Les avocats des joueurs de deux équipes de la Ligue nationale de hockey en Alberta tentaient, vendredi, de faire déclarer illégal l'actuel lock-out selon le Code du travail de la province.

Mais les avocats de la LNH ont déclaré, devant la Commission des relations de travail de l'Alberta, qu'il est impossible pour une ligue dont les activités s'étendent dans deux pays de fonctionner selon des lois différentes pour chaque équipe.

Les avocats ont également mentionné à la Commission qu'il est inapproprié d'appliquer le Code du travail de l'Alberta dans le cas des Oilers d'Edmonton et des Flames de Calgary.

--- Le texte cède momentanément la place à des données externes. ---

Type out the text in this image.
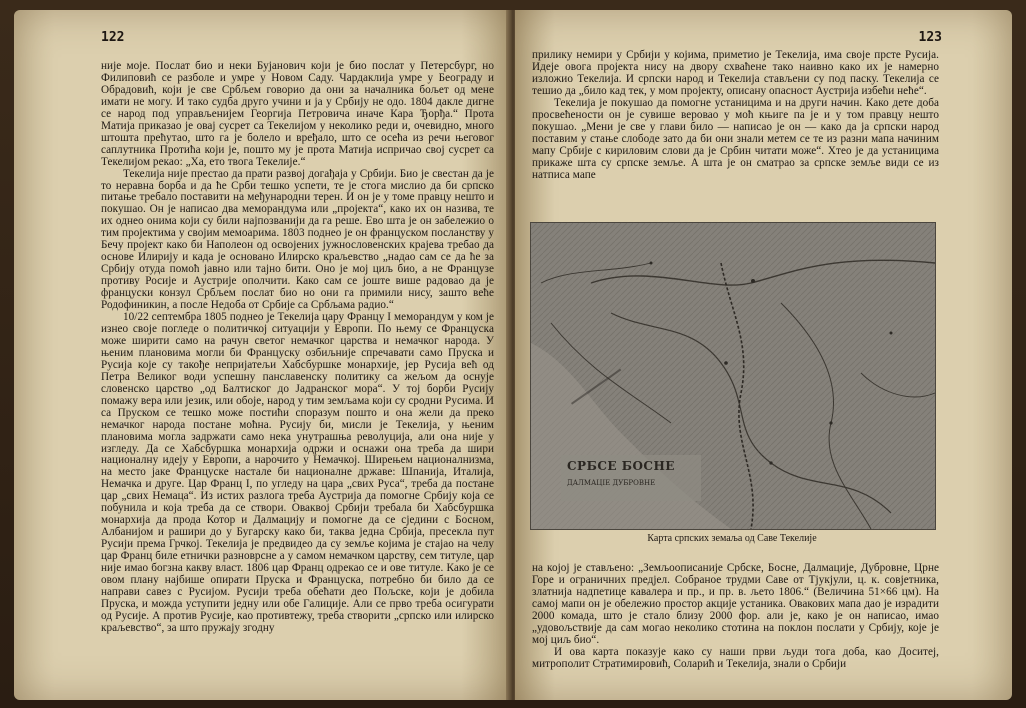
122

није моје. Послат био и неки Бујанович који је био послат у Петерсбург, но Филиповић се разболе и умре у Новом Саду. Чардаклија умре у Београду и Обрадовић, који је свe Србљем говорио да они за началника бољет од мене имати не могу. И тако судба друго учини и ја у Србију не одо. 1804 дакле дигне се народ под управљенијем Георгија Петровича иначе Кара Ђорђа.“ Прота Матија приказао је овај сусрет са Текелијом у неколико реди и, очевидно, много штошта прећутао, што га је болело и вређало, што се осећа из речи његовог саплутника Протића који је, пошто му је прота Матија испричао свој сусрет са Текелијом рекао: „Ха, ето твога Текелије.“

Текелија није престао да прати развој догађаја у Србији. Био је свестан да је то неравна борба и да ће Срби тешко успети, те је стога мислио да би српско питање требало поставити на међународни терен. И он је у томе правцу нешто и покушао. Он је написао два меморандума или „пројекта“, како их он назива, те их однео онима који су били најпозванији да га реше. Ево шта је он забележио о тим пројектима у својим мемоарима. 1803 поднео је он француском посланству у Бечу пројект како би Наполеон од освојених јужнословенских крајева требао да основе Илирију и када је основано Илирско краљевство „надао сам се да ће за Србију отуда помоћ јавно или тајно бити. Оно је мој циљ био, а не Французе противу Росије и Аустрије ополчити. Како сам се јоште више радовао да је француски конзул Србљем послат био но они га примили нису, зашто веће Родофиникин, а после Недоба от Србије са Србљама радио.“

10/22 септембра 1805 поднео је Текелија цару Францу I меморандум у ком је изнео своје погледе о политичкој ситуацији у Европи. По њему се Француска може ширити само на рачун светог немачког царства и немачког народа. У њеним плановима могли би Француску озбиљније спречавати само Пруска и Русија које су такође непријатељи Хабсбуршке монархије, јер Русија већ од Петра Великог води успешну панславенску политику са жељом да оснује словенско царство „од Балтиског до Јадранског мора“. У тој борби Русију помажу вера или језик, или обоје, народ у тим земљама који су сродни Русима. И са Пруском се тешко може постићи споразум пошто и она жели да преко немачког народа постане моћна. Русију би, мисли је Текелија, у њеним плановима могла задржати само нека унутрашња револуција, али она није у изгледу. Да се Хабсбуршка монархија одржи и оснажи она треба да шири националну идеју у Европи, а нарочито у Немачкој. Ширењем националнизма, на место јаке Француске настале би националне државе: Шпанија, Италија, Немачка и друге. Цар Франц I, по угледу на цара „свих Руса“, треба да постане цар „свих Немаца“. Из истих разлога треба Аустрија да помогне Србију која се побунила и која треба да се створи. Оваквој Србији требала би Хабсбуршка монархија да прода Котор и Далмацију и помогне да се сједини с Босном, Албанијом и рашири до у Бугарску како би, таква једна Србија, пресекла пут Русији према Грчкој. Текелија је предвидео да су земље којима је стајао на челу цар Франц биле етнички разноврсне а у самом немачком царству, сем титуле, цар није имао богзна какву власт. 1806 цар Франц одрекао се и ове титуле. Како је се овом плану најбише опирати Пруска и Француска, потребно би било да се направи савез с Русијом. Русији треба обећати део Пољске, који је добила Пруска, и можда уступити једну или обе Галиције. Али се прво треба осигурати од Русије. А против Русије, као противтежу, треба створити „српско или илирско краљевство“, за што пружају згодну

123

прилику немири у Србији у којима, приметио је Текелија, има своје прсте Русија. Идеје овога пројекта нису на двору схваћене тако наивно како их је намерно изложио Текелија. И српски народ и Текелија стављени су под паску. Текелија се тешио да „било кад тек, у мом пројекту, описану опасност Аустрија избећи неће“.

Текелија је покушао да помогне устаницима и на други начин. Како дете доба просвећености он је сувише веровао у моћ књиге па је и у том правцу нешто покушао. „Мени је све у глави било — написао је он — како да ја српски народ поставим у стање слободе зато да би они знали метем се те из разни мапа начиним мапу Србије с кириловим слови да је Србин читати може“. Хтео је да устаницима прикаже шта су српске земље. А шта је он сматрао за српске земље види се из натписа мапе

СРБСЕ БОСНЕ
ДАЛМАЦІЕ ДУБРОВНЕ
Карта српских земаља од Саве Текелије

на којој је стављено: „Земљоописаније Србске, Босне, Далмације, Дубровне, Црне Горе и ограничних предјел. Собраное трудми Саве от Тјукјули, ц. к. совјетника, златнија надпетице кавалера и пр., и пр. в. љето 1806.“ (Величина 51×66 цм). На самој мапи он је обележио простор акције устаника. Овакових мапа дао је израдити 2000 комада, што је стало близу 2000 фор. али је, како је он написао, имао „удовољствије да сам могао неколико стотина на поклон послати у Србију, које је мој циљ био“.

И ова карта показује како су наши први људи тога доба, као Доситеј, митрополит Стратимировић, Соларић и Текелија, знали о Србији
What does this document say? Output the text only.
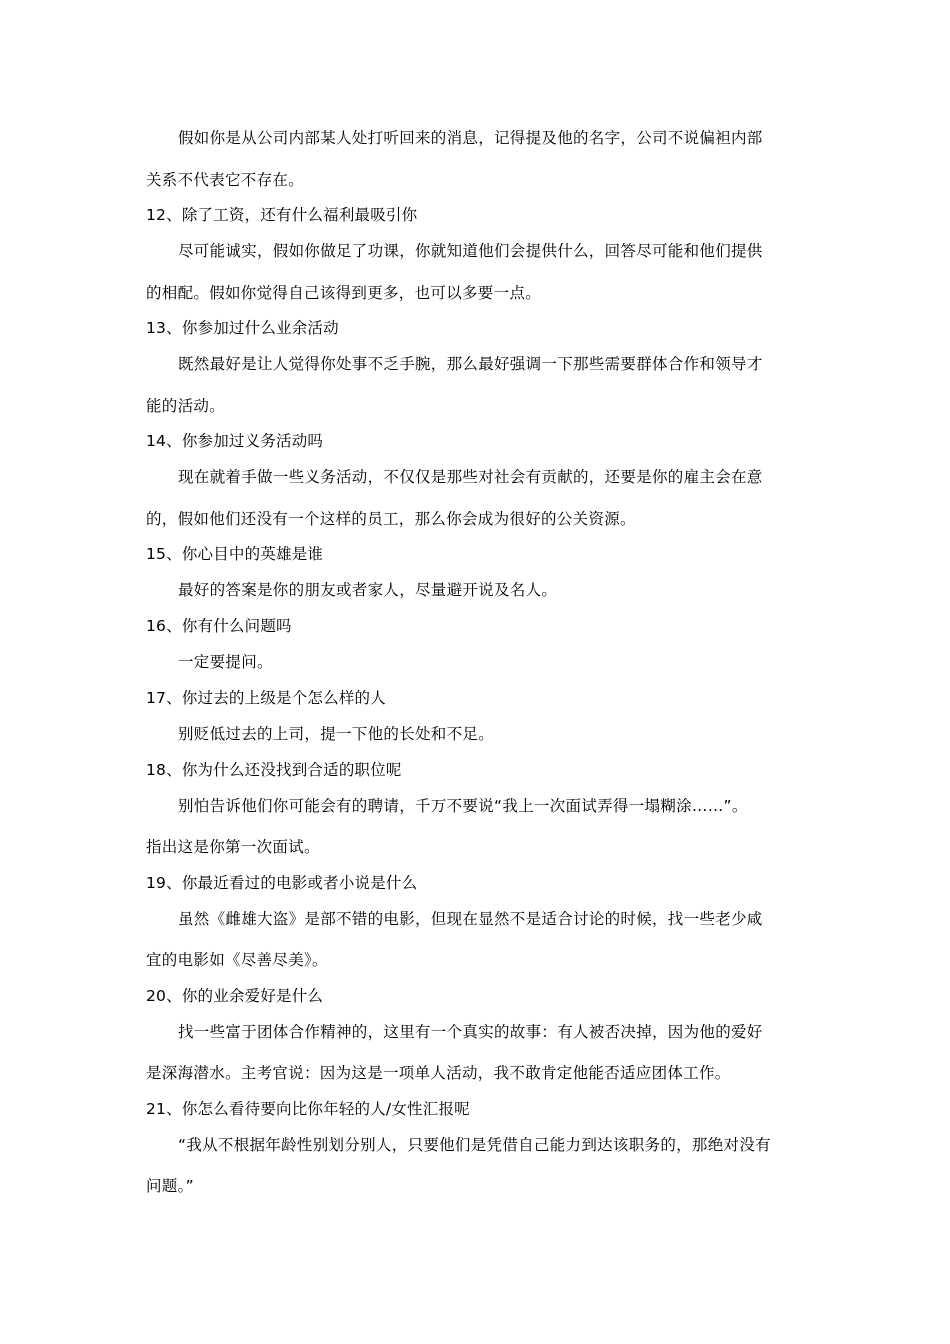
假如你是从公司内部某人处打听回来的消息，记得提及他的名字，公司不说偏袒内部
关系不代表它不存在。
12、除了工资，还有什么福利最吸引你
尽可能诚实，假如你做足了功课，你就知道他们会提供什么，回答尽可能和他们提供
的相配。假如你觉得自己该得到更多，也可以多要一点。
13、你参加过什么业余活动
既然最好是让人觉得你处事不乏手腕，那么最好强调一下那些需要群体合作和领导才
能的活动。
14、你参加过义务活动吗
现在就着手做一些义务活动，不仅仅是那些对社会有贡献的，还要是你的雇主会在意
的，假如他们还没有一个这样的员工，那么你会成为很好的公关资源。
15、你心目中的英雄是谁
最好的答案是你的朋友或者家人，尽量避开说及名人。
16、你有什么问题吗
一定要提问。
17、你过去的上级是个怎么样的人
别贬低过去的上司，提一下他的长处和不足。
18、你为什么还没找到合适的职位呢
别怕告诉他们你可能会有的聘请，千万不要说“我上一次面试弄得一塌糊涂……”。
指出这是你第一次面试。
19、你最近看过的电影或者小说是什么
虽然《雌雄大盗》是部不错的电影，但现在显然不是适合讨论的时候，找一些老少咸
宜的电影如《尽善尽美》。
20、你的业余爱好是什么
找一些富于团体合作精神的，这里有一个真实的故事：有人被否决掉，因为他的爱好
是深海潜水。主考官说：因为这是一项单人活动，我不敢肯定他能否适应团体工作。
21、你怎么看待要向比你年轻的人/女性汇报呢
“我从不根据年龄性别划分别人，只要他们是凭借自己能力到达该职务的，那绝对没有
问题。”
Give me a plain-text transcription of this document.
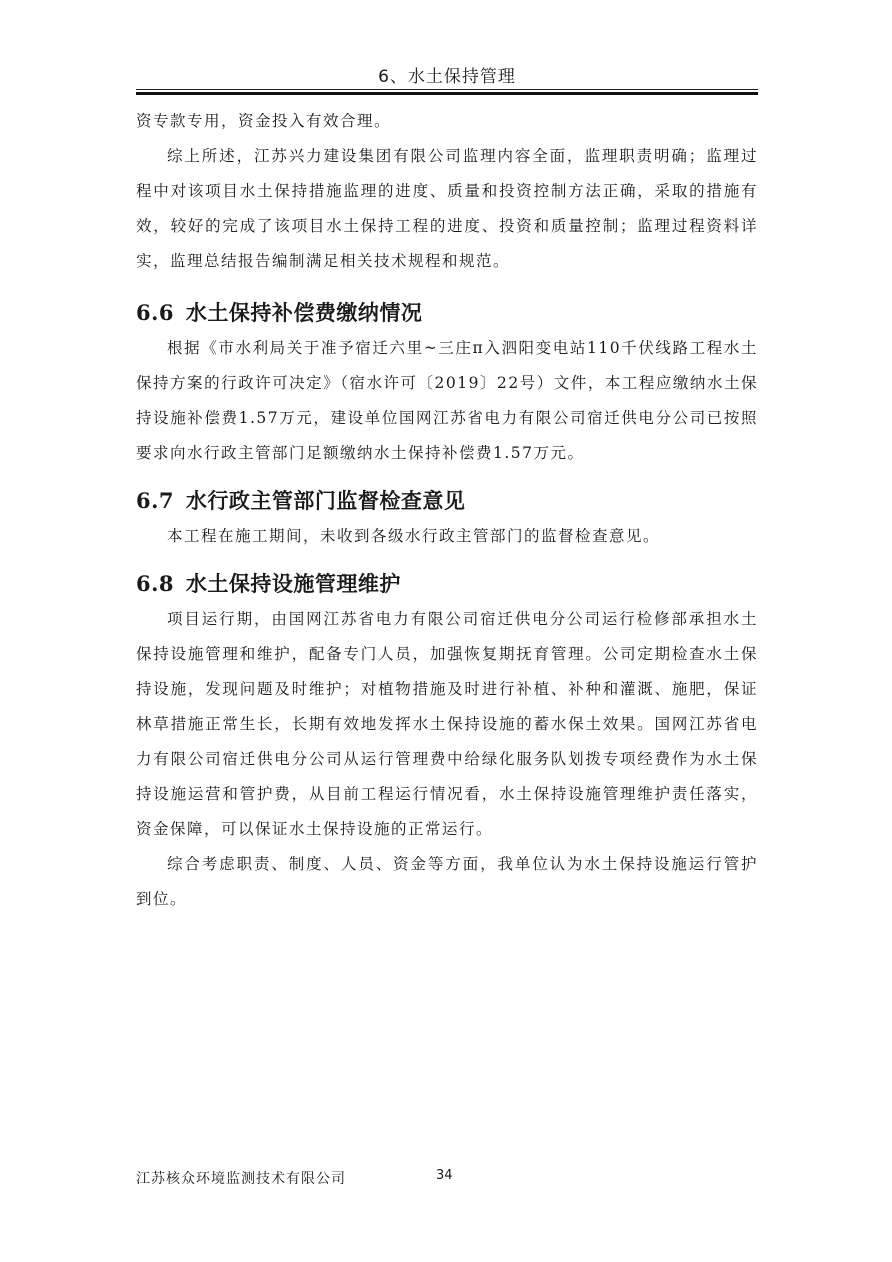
6、水土保持管理

资专款专用，资金投入有效合理。

综上所述，江苏兴力建设集团有限公司监理内容全面，监理职责明确；监理过程中对该项目水土保持措施监理的进度、质量和投资控制方法正确，采取的措施有效，较好的完成了该项目水土保持工程的进度、投资和质量控制；监理过程资料详实，监理总结报告编制满足相关技术规程和规范。

6.6 水土保持补偿费缴纳情况

根据《市水利局关于准予宿迁六里~三庄π入泗阳变电站110千伏线路工程水土保持方案的行政许可决定》（宿水许可〔2019〕22号）文件，本工程应缴纳水土保持设施补偿费1.57万元，建设单位国网江苏省电力有限公司宿迁供电分公司已按照要求向水行政主管部门足额缴纳水土保持补偿费1.57万元。

6.7 水行政主管部门监督检查意见

本工程在施工期间，未收到各级水行政主管部门的监督检查意见。

6.8 水土保持设施管理维护

项目运行期，由国网江苏省电力有限公司宿迁供电分公司运行检修部承担水土保持设施管理和维护，配备专门人员，加强恢复期抚育管理。公司定期检查水土保持设施，发现问题及时维护；对植物措施及时进行补植、补种和灌溉、施肥，保证林草措施正常生长，长期有效地发挥水土保持设施的蓄水保土效果。国网江苏省电力有限公司宿迁供电分公司从运行管理费中给绿化服务队划拨专项经费作为水土保持设施运营和管护费，从目前工程运行情况看，水土保持设施管理维护责任落实，资金保障，可以保证水土保持设施的正常运行。

综合考虑职责、制度、人员、资金等方面，我单位认为水土保持设施运行管护到位。

江苏核众环境监测技术有限公司	34
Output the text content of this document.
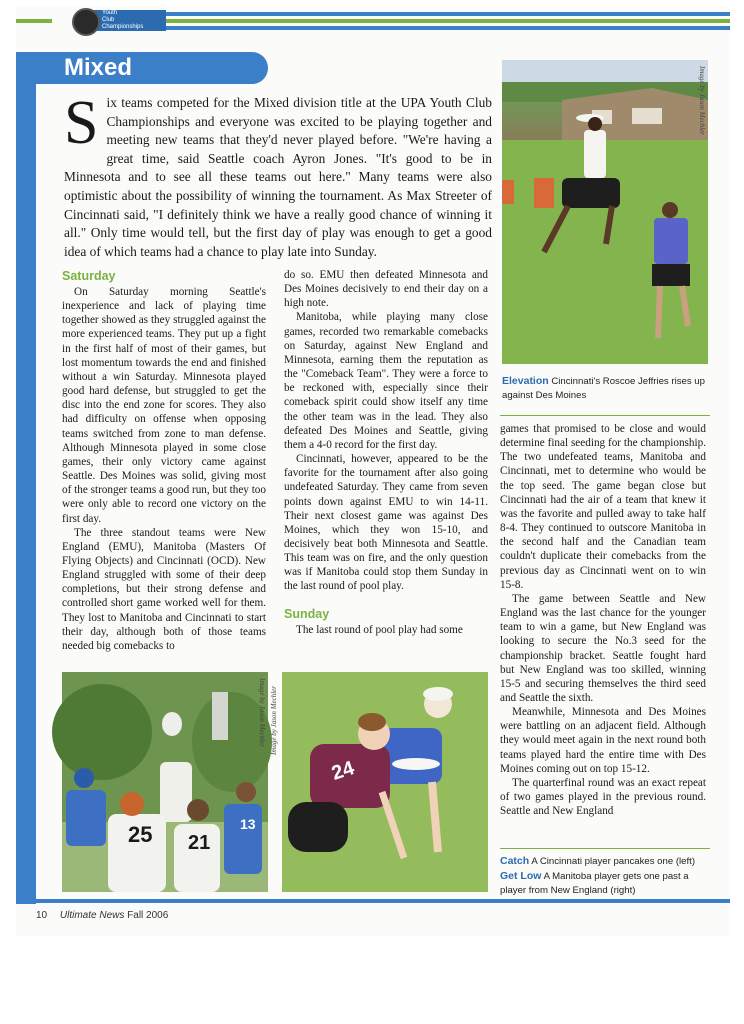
Youth
Club
Championships
Mixed
Six teams competed for the Mixed division title at the UPA Youth Club Championships and everyone was excited to be playing together and meeting new teams that they'd never played before. "We're having a great time, said Seattle coach Ayron Jones. "It's good to be in Minnesota and to see all these teams out here." Many teams were also optimistic about the possibility of winning the tournament. As Max Streeter of Cincinnati said, "I definitely think we have a really good chance of winning it all." Only time would tell, but the first day of play was enough to get a good idea of which teams had a chance to play late into Sunday.
Saturday

On Saturday morning Seattle's inexperience and lack of playing time together showed as they struggled against the more experienced teams. They put up a fight in the first half of most of their games, but lost momentum towards the end and finished without a win Saturday. Minnesota played good hard defense, but struggled to get the disc into the end zone for scores. They also had difficulty on offense when opposing teams switched from zone to man defense. Although Minnesota played in some close games, their only victory came against Seattle. Des Moines was solid, giving most of the stronger teams a good run, but they too were only able to record one victory on the first day.

The three standout teams were New England (EMU), Manitoba (Masters Of Flying Objects) and Cincinnati (OCD). New England struggled with some of their deep completions, but their strong defense and controlled short game worked well for them. They lost to Manitoba and Cincinnati to start their day, although both of those teams needed big comebacks to

do so. EMU then defeated Minnesota and Des Moines decisively to end their day on a high note.

Manitoba, while playing many close games, recorded two remarkable comebacks on Saturday, against New England and Minnesota, earning them the reputation as the "Comeback Team". They were a force to be reckoned with, especially since their comeback spirit could show itself any time the other team was in the lead. They also defeated Des Moines and Seattle, giving them a 4-0 record for the first day.

Cincinnati, however, appeared to be the favorite for the tournament after also going undefeated Saturday. They came from seven points down against EMU to win 14-11. Their next closest game was against Des Moines, which they won 15-10, and decisively beat both Minnesota and Seattle. This team was on fire, and the only question was if Manitoba could stop them Sunday in the last round of pool play.

Sunday

The last round of pool play had some

games that promised to be close and would determine final seeding for the championship. The two undefeated teams, Manitoba and Cincinnati, met to determine who would be the top seed. The game began close but Cincinnati had the air of a team that knew it was the favorite and pulled away to take half 8-4. They continued to outscore Manitoba in the second half and the Canadian team couldn't duplicate their comebacks from the previous day as Cincinnati went on to win 15-8.

The game between Seattle and New England was the last chance for the younger team to win a game, but New England was looking to secure the No.3 seed for the championship bracket. Seattle fought hard but New England was too skilled, winning 15-5 and securing themselves the third seed and Seattle the sixth.

Meanwhile, Minnesota and Des Moines were battling on an adjacent field. Although they would meet again in the next round both teams played hard the entire time with Des Moines coming out on top 15-12.

The quarterfinal round was an exact repeat of two games played in the previous round. Seattle and New England

Image by Jason Mechler
Elevation Cincinnati's Roscoe Jeffries rises up against Des Moines
25 21
13
Image by Jason Mechler
24
Image by Jason Mechler
Catch A Cincinnati player pancakes one (left)
Get Low A Manitoba player gets one past a player from New England (right)
10 Ultimate News Fall 2006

Ils ont en effet souligné que les joueurs de ces équipes n'ont jamais eu leur propre syndicat pour négocier en leur nom.

Cette tâche revient à l'Association des joueurs de la Ligue nationale de hockey, qui représente les membres des 30 équipes.

On n'attendait pas une décision vendredi dans cette requête.

Les joueurs du Canadien de Montréal ont entrepris une démarche semblable la semaine dernière, mais la Commission des relations du travail du Québec a refusé leur requête d'injonction temporaire.

La Commission a toutefois nuancé sa décision en indiquant que d'autres audiences étaient nécessaires afin de prendre une décision finale dans la requête déposée par 16 joueurs du Canadien et l'AJLNH.